Unlike her energetic predecessor, Eleanor Roosevelt, First Lady Bess Truman sought to remain outside the public spotlight. While Mrs. Roosevelt held weekly press conferences for women reporters, Mrs. Truman held all press conferences somewhat under protest, and in absentia, with questions filtered through her social secretary. As she consequently became an unwilling party to the political communication process, reporters were forced to write stories that stressed the commonplace. With portrayal of Mrs. Truman left mainly to the press, she received more kindly treatment than she might have been expected to: instead of presenting her as noncooperative, reclusive, or even hostile, the press chose to deal with her performance in more positive terms, referring to her as independent and an individualist. Some editors found Mrs. Truman a welcome relief from Mrs.
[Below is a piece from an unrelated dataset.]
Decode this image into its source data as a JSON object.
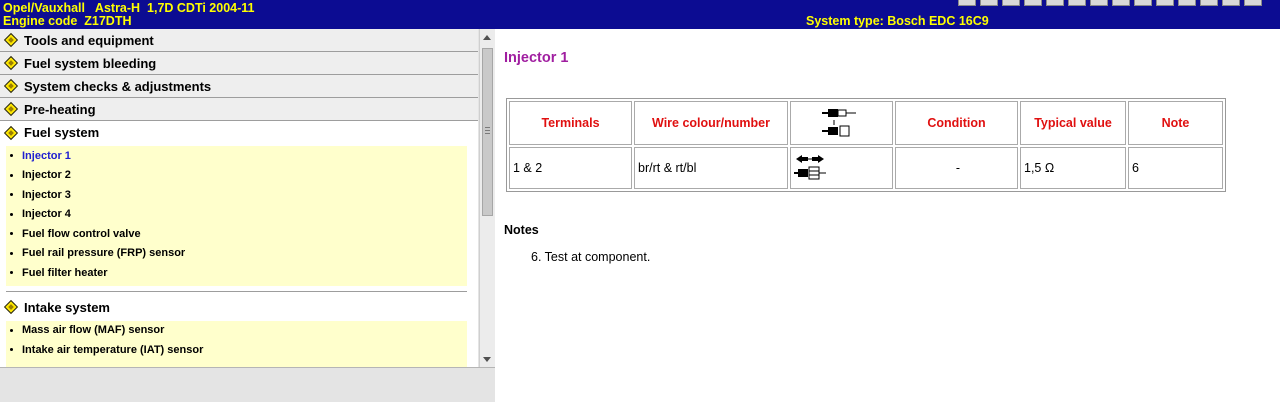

Roosevelt, and apparently without conscious design, her image was acceptable to the majority of Americans, who saw nothing wrong with a small-town matron being devoted to her husband and refusing to express her own ideas in public. (HTH)
Publication Type: Opinion Papers; Speeches/Meeting Papers
Education Level: N/A
Authoring Institution: N/A
Identifiers: Press Conferences; Roosevelt (Eleanor); Truman (Bess)
Note: Paper presented at the Annual Meeting of the Association for Education in Journalism and Mass Communication (66th, Corvallis, OR, August 6-9, 1983).